When someone lacks respect for you, does not treat you well or disappoints you, it’s easy to take that behavior personally. It is likely that you blame yourself for what happened or that you think that person has something against you. However, taking things personally is emotionally exhausting and involves a completely unnecessary hard cognitive work that will end up damaging your self-esteem.
There is a huge difference between being thoughtful and taking things so personally ending up damaging your mental balance. If you learn not to take anything personally, you will have greater control over your responses and emotions, you will not allow them to depend on the behaviors of the others. Undoubtedly, it is a great achievement on your path of personal growth that will bring you enormous inner peace.
What does it mean to take things personally?
Bringing things to the personal level is a fairly common cognitive distortion called personalization. Personalization implies getting too involved in situations, seeing ourselves as the navel of the world and thinking that absolutely everything revolves around us.
The problem is that this way of thinking and facing reality can make us very miserable, generating a state of permanent discomfort and great mental suffering. We are likely to end up experiencing emotions such as anxiety, anger or guilt trip. And that’s not good.
It is no less true that it is very difficult not to take criticism, offensive comments or humiliations personally. The behaviors, words and attitudes of the others affect us, we can not help it. However, we can learn to manage those first reactions by adopting a psychological distance from the situation, to prevent it from harming us or adding us to a vicious circle of recurrent negative thoughts.
The most damaging types of personalization and how to avoid them
- Assuming disappointments and life battles personally
We all experience disappointment and we have to face different battles in life. However, when we personalize we tend to perceive those events, which in many cases are inevitable, as the result of our failure or as confirmation that the universe conspires against us. If we’re denied the promotion, for example, we can think that the boss does not appreciate us or that he has something against us, although in reality it could be due to a thousand other reasons.
When we take things to the personal level, instead of considering all possible options, we limit ourselves to evaluating those alternatives directly linked to us, reaching probably erroneous conclusions that will later determine our behavior and become a self-fulfilling prophecy.
How to stop taking those things personally?
– Become aware of your tendency to take things personally, especially when situations are beyond your control or do not occur as you wanted. Become aware of how you react to situations that generate disappointment and learn to replace frustration. Do you immediately come to the conclusion that it is your fault or think that the whole universe is against you? Recognizing that tendency to take things personally is the first step to change this pattern of thinking. Only when you recognize personalization you can ask yourself if your answer is rational and look for alternative explanations.
At a certain point you will come to the conclusion that disappointments are part of life, we can not always get what we want because many times those things do not depend exclusively on us. It’s about understanding that sometimes life is difficult, but everything gets even more difficult when you take the bumps of the road in a personal way. Actually, we all have to overcome those bumps, it’s nothing personal. The universe does not conspire against you. You conspire against yourself when you take it personally.

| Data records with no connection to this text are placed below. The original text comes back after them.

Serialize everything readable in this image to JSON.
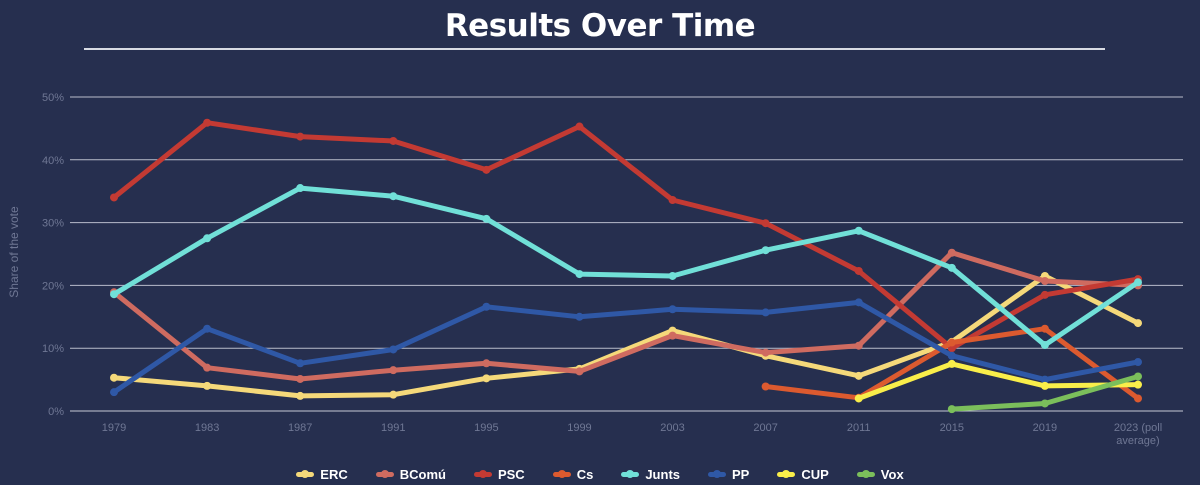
{
  "title": "Results Over Time",
  "chart_data": {
    "type": "line",
    "title": "Results Over Time",
    "ylabel": "Share of the vote",
    "xlabel": "",
    "ylim": [
      0,
      50
    ],
    "yticks": [
      "0%",
      "10%",
      "20%",
      "30%",
      "40%",
      "50%"
    ],
    "categories": [
      "1979",
      "1983",
      "1987",
      "1991",
      "1995",
      "1999",
      "2003",
      "2007",
      "2011",
      "2015",
      "2019",
      "2023 (poll average)"
    ],
    "grid": true,
    "legend_position": "bottom",
    "series": [
      {
        "name": "ERC",
        "color": "#f5d97a",
        "values": [
          5.3,
          4.0,
          2.4,
          2.6,
          5.2,
          6.7,
          12.8,
          8.8,
          5.6,
          11.0,
          21.5,
          14.0
        ]
      },
      {
        "name": "BComú",
        "color": "#cf6b60",
        "values": [
          18.9,
          6.9,
          5.1,
          6.5,
          7.6,
          6.3,
          12.0,
          9.3,
          10.4,
          25.2,
          20.7,
          20.0
        ]
      },
      {
        "name": "PSC",
        "color": "#c33a33",
        "values": [
          34.0,
          45.9,
          43.7,
          43.0,
          38.4,
          45.3,
          33.6,
          29.9,
          22.3,
          10.0,
          18.5,
          21.0
        ]
      },
      {
        "name": "Cs",
        "color": "#dc5a2f",
        "values": [
          null,
          null,
          null,
          null,
          null,
          null,
          null,
          3.9,
          2.1,
          10.9,
          13.1,
          2.0
        ]
      },
      {
        "name": "Junts",
        "color": "#71e0d8",
        "values": [
          18.6,
          27.5,
          35.5,
          34.2,
          30.6,
          21.8,
          21.5,
          25.6,
          28.7,
          22.8,
          10.5,
          20.5
        ]
      },
      {
        "name": "PP",
        "color": "#2f58a6",
        "values": [
          3.0,
          13.1,
          7.6,
          9.8,
          16.6,
          15.0,
          16.2,
          15.7,
          17.3,
          8.8,
          5.0,
          7.8
        ]
      },
      {
        "name": "CUP",
        "color": "#f9ee4a",
        "values": [
          null,
          null,
          null,
          null,
          null,
          null,
          null,
          null,
          2.0,
          7.5,
          4.0,
          4.2
        ]
      },
      {
        "name": "Vox",
        "color": "#7bbf5b",
        "values": [
          null,
          null,
          null,
          null,
          null,
          null,
          null,
          null,
          null,
          0.3,
          1.2,
          5.5
        ]
      }
    ]
  }
}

– Recognize that you do not always know the reasons behind the behavior of the others. When someone disappoints you, instead of taking it personally and trying to guess the reasons for that behavior, simply assume that you can not always know why people behave in a certain way. The world does not revolve around you. There are a thousand other variables that may be determining the behavior of that person.
In many cases criticisms, slights or even humiliations say more about that person than about you. In fact, in very few cases the magnitude and intensity of this behavior are proportional to what you have done or failed to do but depend on the previous mood of that person, the expectations he had and a thousand more factors that escape your control.
- Assume happiness, disappointments and battles of other people in a personal way
This is the second form that takes the personalization that you can do. You believe that you are responsible for the others, their behaviors and even their feelings. You believe that the happiness – or unhappiness – of the others depends on you, so you make their battles your own and drag their failures as if they were your own.
This mechanism of personalization not only hurts you, since you force yourself to carry a heavy burden that does not correspond to you, but also harms the other person since, by assuming his responsibilities, you prevent him from maturing and take charge of his own happiness
How to stop taking those things personally?
– Question the validity of your beliefs. To what extent are you really responsible for the success or happiness of the others? It is obvious that when it comes to people close to you, your behavior will influence their well-being, but you should not forget that, ultimately, these people must make their own decisions, so your influence will be quite limited.
You can not control their life or make decisions in their place, it would not be fair, so your level of control is limited. And that takes you to a conclusion: you are not responsible for their successes or failures, so you should not take anything personally. You may be willing to help, but you still can not stop those people from trying both sides of life. It happens to everyone.
Overcoming this second form of personalization can be a huge challenge for many people, especially when they have assumed that they are responsible for the happiness of their children, the partner or other close people. However, stopping feeling responsible for the lives of the others is not only liberating but probably also improves the relationship with that person. In one way or another, if you do not take anything personal, you will also be freer, you will regain control of your emotional life and you can make better decisions from a more detached and objective perspective. It is a change that is worth it.